Pour cela, nous avons construit une sorte de piscine : des bottes de pailles disposées en rectangle, un piquet de part et d’autre de l’entrée, des sangles de camion pour relier le tout et éviter que les bottes ne chassent sous la pression de l’enduit, et enfin une bâche d’ensilage pour constituer le « liner ».
Une fois remplie, nous avons recouvert d’une nouvelle bâche pour éviter l’évaporation et le durcissement de l’enduit.
Cette technique s’est montrée très efficace puisque nous avons stocké l’enduit de cette façon de juin à octobre, traversant une grande période de canicule à plus de 40 degrés.

L’enduit fermenté sent assez fort, mais l’odeur n’est pas si désagréable qu’elle nous avait été décrite. Concrètement, ça sentait un peu l’étable, mais cette odeur disparaît rapidement avec le séchage. Je pense que la terre utilisée fait varier le résultat, car j’ai effectivement été confrontée à une odeur très désagréable sur un autre chantier où l’enduit était composé d’argile de carrière + sable. Je n’ai pas de preuve que le lien soit direct, mais il est clair que je n’aurais pas apprécié avoir à subir cela lors de l’application de notre enduit.

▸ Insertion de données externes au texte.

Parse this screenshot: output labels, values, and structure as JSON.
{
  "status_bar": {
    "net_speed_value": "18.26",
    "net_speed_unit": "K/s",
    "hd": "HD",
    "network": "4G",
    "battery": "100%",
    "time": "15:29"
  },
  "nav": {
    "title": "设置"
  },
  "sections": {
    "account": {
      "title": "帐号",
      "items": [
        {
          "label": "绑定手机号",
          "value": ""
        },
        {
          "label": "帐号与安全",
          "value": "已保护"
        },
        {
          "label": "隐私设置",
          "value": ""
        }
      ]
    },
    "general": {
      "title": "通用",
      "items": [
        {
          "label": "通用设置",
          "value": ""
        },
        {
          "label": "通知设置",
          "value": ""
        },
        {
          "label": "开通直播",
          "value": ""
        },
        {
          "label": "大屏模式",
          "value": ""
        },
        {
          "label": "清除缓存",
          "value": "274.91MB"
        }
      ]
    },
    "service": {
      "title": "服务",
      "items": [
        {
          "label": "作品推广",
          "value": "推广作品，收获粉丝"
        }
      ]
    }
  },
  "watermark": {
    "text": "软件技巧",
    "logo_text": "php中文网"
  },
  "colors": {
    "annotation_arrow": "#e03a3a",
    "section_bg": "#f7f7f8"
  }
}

Notre terrain étant situé sur une formation d’argile épaisse à la composition presque idéale pour des enduits, il nous a toujours paru évident que nos murs seraient constitués de la matière issue de notre terrain. Nous avions donc conservé en tas (protégé par une bâche également pour éviter le lessivage) la terre retirée par le terrassier lors de l’installation des cuves de récupération d’eau de pluie.

Première étape : tamiser la terre.
Nous avons tamisé une grande partie à la main, 6m3, et il s’agit vraiment d’un travail de bagnard… Casser à la pioche le tas initial, jeter des pelletées sur un tamis en grillage, récupérer cette matière pour la passer dans des tamis manuels afin d’atteindre une plus petite granulométrie, autant dire que l’on n’enchaîne pas les mètres cubes de cette façon. Avec le recul, il y a de quoi se demander pourquoi nous nous sommes entêtés là-dedans !

Lorsque nous avons refait de la matière en octobre, un ami nous avait prêté sa bétonnière qu’il avait équipée d’un tamis amovible (photo 6 ci-dessous). Tout était beaucoup plus simple et moins fatigant : remplissage de la béto en fonctionnement d’un côté, vidage de l’autre après avoir posé le tamis sur la bouche. Avec cette technique, nous avons refait 1,5m3 en 1 journée à 3.

Seconde étape : hacher la paille.
Nous avons utilisé la tondeuse pour réaliser cette opération, en la réglant le plus haut possible. Après avoir réparti la paille au sol, nous passions la tondeuse dessus puis récupérions la paille hachée dans le sac. La fibre ainsi obtenue a une longueur de 5cm environ, c’est idéal pour la fabrication de l’enduit.

Troisième étape : composer l’enduit.
Notre grosse bétonnière nous a de nouveau bien servi. Nous préparions les seaux en amont (terre, paille hachée, eau) et Marc réalisait le mélange. On serait tenté de croire que l’on peut tout jeter dedans de façon indifférenciée, mais des essais sont nécessaires pour déterminer l’ordre d’introduction des ingrédients.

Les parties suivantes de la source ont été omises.